The AIDS Epidemic Update 2005, a report from the Joint United Nations Programme on HIV/AIDS and the World Health Organisation, says that there are now 40.3 million cases compared with 37.5 million in 2003.

This year alone at least three million people died from the related diseases, including an estimated 500,000 children and there are an extra five million new infections.

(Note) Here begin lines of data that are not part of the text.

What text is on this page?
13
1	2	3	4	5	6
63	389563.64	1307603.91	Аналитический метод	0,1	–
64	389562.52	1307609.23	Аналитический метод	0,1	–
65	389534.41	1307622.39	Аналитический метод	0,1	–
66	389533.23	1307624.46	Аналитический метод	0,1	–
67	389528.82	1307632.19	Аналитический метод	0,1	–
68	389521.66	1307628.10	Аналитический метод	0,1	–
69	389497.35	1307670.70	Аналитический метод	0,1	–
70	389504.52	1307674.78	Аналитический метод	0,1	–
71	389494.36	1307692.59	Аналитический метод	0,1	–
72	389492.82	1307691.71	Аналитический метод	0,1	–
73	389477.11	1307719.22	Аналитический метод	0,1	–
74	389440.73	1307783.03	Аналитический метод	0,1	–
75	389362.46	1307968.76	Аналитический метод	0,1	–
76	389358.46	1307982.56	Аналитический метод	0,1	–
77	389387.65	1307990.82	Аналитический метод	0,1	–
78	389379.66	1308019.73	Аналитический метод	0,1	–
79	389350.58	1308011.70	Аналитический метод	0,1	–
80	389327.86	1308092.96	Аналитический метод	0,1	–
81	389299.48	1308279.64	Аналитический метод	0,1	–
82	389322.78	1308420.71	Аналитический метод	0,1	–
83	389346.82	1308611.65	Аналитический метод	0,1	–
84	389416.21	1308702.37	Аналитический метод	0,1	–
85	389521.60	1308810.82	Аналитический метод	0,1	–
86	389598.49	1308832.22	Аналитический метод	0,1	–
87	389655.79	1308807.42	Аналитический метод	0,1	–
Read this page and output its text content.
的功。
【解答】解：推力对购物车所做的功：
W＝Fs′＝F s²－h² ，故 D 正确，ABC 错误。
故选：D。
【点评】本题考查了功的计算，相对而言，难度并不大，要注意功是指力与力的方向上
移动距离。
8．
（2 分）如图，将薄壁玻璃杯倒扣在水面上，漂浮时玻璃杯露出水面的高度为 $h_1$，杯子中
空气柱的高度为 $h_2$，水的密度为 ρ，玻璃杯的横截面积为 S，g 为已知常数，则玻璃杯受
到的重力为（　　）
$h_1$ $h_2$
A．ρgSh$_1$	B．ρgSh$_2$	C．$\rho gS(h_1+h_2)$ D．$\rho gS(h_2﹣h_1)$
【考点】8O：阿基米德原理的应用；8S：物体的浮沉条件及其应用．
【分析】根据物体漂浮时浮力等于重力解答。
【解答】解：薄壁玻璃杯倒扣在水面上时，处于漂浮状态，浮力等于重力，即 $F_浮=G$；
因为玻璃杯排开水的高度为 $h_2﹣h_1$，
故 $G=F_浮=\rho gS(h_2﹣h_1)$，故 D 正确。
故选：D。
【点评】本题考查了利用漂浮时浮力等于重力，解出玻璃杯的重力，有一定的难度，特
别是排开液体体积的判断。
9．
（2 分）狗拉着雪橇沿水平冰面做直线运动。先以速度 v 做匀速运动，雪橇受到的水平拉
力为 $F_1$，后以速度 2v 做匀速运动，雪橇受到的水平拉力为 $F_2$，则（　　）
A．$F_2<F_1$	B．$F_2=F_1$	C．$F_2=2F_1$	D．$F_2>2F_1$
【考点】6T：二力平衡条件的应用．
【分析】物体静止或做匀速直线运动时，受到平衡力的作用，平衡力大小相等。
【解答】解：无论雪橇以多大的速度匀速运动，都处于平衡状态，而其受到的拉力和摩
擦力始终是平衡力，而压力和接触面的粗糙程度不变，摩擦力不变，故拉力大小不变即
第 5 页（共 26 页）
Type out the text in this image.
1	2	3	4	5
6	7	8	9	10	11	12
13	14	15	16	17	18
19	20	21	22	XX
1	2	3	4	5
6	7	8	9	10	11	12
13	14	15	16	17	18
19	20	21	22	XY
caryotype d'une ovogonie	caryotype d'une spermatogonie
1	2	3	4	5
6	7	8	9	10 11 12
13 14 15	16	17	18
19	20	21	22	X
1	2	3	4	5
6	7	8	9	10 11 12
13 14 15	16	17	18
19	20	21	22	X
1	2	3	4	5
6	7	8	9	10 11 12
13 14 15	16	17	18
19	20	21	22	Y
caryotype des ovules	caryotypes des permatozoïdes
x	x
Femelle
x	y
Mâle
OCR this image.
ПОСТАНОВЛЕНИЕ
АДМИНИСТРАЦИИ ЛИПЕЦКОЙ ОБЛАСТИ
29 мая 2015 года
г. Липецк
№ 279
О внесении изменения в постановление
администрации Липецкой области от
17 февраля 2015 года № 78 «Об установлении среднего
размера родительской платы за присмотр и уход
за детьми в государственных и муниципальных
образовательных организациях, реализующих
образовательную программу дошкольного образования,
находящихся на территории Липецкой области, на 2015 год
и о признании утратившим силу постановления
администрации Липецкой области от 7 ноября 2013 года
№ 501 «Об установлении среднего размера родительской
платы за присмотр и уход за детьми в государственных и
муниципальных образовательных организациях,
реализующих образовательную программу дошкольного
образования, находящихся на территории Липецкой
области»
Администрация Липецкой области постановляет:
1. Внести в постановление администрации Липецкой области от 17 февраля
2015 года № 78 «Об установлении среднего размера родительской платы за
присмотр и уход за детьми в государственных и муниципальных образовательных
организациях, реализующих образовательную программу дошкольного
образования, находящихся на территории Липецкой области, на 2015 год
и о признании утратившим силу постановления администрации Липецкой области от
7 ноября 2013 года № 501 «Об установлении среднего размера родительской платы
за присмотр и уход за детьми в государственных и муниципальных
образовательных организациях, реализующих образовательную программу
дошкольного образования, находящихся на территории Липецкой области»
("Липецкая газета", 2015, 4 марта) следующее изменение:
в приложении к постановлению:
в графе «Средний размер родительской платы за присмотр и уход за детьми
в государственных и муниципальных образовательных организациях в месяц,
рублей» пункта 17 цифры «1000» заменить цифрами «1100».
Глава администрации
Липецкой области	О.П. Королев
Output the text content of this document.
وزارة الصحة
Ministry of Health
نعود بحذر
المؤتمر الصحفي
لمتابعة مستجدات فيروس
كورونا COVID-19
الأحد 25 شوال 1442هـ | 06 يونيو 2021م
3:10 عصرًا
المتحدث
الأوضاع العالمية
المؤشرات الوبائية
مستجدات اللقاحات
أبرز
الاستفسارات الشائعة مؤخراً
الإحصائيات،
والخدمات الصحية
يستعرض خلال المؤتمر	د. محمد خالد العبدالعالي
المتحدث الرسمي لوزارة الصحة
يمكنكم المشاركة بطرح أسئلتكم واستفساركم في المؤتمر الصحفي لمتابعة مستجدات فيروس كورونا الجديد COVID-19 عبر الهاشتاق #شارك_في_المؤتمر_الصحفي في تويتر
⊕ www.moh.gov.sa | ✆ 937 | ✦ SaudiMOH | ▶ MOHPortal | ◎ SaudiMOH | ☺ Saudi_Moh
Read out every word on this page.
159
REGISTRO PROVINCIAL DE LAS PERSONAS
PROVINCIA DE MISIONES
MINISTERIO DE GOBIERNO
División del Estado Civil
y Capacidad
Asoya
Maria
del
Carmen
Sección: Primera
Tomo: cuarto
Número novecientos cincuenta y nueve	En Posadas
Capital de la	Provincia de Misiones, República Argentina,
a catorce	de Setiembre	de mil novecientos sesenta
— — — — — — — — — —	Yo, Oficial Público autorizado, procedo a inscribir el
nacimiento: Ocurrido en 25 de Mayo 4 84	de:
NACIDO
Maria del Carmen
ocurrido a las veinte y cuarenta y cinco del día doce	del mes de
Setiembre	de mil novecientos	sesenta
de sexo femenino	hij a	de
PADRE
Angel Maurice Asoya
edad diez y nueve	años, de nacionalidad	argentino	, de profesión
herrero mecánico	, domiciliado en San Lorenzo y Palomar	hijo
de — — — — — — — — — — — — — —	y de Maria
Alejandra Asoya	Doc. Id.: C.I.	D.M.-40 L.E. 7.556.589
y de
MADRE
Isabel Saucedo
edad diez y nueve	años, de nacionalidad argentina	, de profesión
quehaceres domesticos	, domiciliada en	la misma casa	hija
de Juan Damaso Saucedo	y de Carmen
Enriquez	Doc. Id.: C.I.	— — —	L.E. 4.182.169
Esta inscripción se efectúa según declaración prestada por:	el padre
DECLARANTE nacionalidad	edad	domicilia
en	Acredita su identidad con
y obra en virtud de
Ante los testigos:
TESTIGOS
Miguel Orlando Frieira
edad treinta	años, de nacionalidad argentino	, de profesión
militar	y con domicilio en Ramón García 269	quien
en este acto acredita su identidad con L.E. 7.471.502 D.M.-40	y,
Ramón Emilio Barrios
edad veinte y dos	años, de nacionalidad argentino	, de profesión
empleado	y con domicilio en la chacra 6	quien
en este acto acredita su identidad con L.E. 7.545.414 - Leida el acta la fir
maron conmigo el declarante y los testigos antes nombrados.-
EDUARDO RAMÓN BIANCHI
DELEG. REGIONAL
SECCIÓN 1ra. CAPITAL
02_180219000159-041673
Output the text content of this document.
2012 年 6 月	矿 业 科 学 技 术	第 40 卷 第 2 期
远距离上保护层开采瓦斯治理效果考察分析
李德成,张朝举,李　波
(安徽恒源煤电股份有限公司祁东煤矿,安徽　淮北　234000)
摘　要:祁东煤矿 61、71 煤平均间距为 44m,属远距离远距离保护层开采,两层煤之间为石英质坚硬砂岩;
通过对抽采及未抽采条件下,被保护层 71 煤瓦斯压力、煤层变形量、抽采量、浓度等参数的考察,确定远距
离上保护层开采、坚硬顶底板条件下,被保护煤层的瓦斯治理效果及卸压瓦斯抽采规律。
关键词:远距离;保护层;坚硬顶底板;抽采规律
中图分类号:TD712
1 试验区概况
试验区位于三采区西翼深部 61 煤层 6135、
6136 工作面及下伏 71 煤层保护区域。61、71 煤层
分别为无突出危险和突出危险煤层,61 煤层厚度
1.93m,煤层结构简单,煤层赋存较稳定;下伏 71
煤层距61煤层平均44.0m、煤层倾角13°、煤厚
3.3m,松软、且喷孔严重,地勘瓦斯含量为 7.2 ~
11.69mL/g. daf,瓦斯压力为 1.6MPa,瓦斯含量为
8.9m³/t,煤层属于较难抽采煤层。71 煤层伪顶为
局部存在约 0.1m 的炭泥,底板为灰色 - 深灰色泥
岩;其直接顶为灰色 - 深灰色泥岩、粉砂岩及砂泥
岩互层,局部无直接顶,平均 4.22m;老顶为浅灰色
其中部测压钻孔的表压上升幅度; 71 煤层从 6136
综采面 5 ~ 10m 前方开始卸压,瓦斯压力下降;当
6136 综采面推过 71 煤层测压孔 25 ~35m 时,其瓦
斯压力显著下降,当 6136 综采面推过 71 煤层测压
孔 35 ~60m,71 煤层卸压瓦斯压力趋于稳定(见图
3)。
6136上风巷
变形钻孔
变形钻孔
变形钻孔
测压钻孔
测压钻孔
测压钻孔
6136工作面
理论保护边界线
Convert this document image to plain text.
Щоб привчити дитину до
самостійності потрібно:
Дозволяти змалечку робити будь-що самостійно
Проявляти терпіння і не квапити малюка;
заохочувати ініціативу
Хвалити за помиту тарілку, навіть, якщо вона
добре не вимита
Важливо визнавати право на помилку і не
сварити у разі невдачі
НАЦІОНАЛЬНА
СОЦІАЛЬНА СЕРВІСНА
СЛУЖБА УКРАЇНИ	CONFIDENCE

Adult infections decreased in some countries but the overall trend was up and the sharpest increases in HIV infections were in eastern Europe, central Asia and east Asia.

Sub-Saharan Africa continues to be the most affected region, with 64 per cent of new infections occurring there.

However, there has been progress in Kenya, Zimbabwe and in some Caribbean countries.

Nick Partridge, the chief executive of the Terrence Higgins Trust, says the HIV epidemic is not being contained, but the decrease in new infections in some communities shows the fight can be won with resources, public pressure and political action.

The Health Protection Agency will publish the latest UK trends later this week.

Previous figures have shown that there are an estimated 60,000 people living with HIV in Britain and about 27 per cent of these are thought to be undiagnosed.

There were 7,258 new diagnoses in the UK in 2004, compared with 3,499 in 2000.

Apparently one of the reasons for this rise is the increased rate of testing but most of the increase was due to a steep rise in heterosexually-acquired HIV infections, about 80 per cent of which were contracted in high-prevalence countries.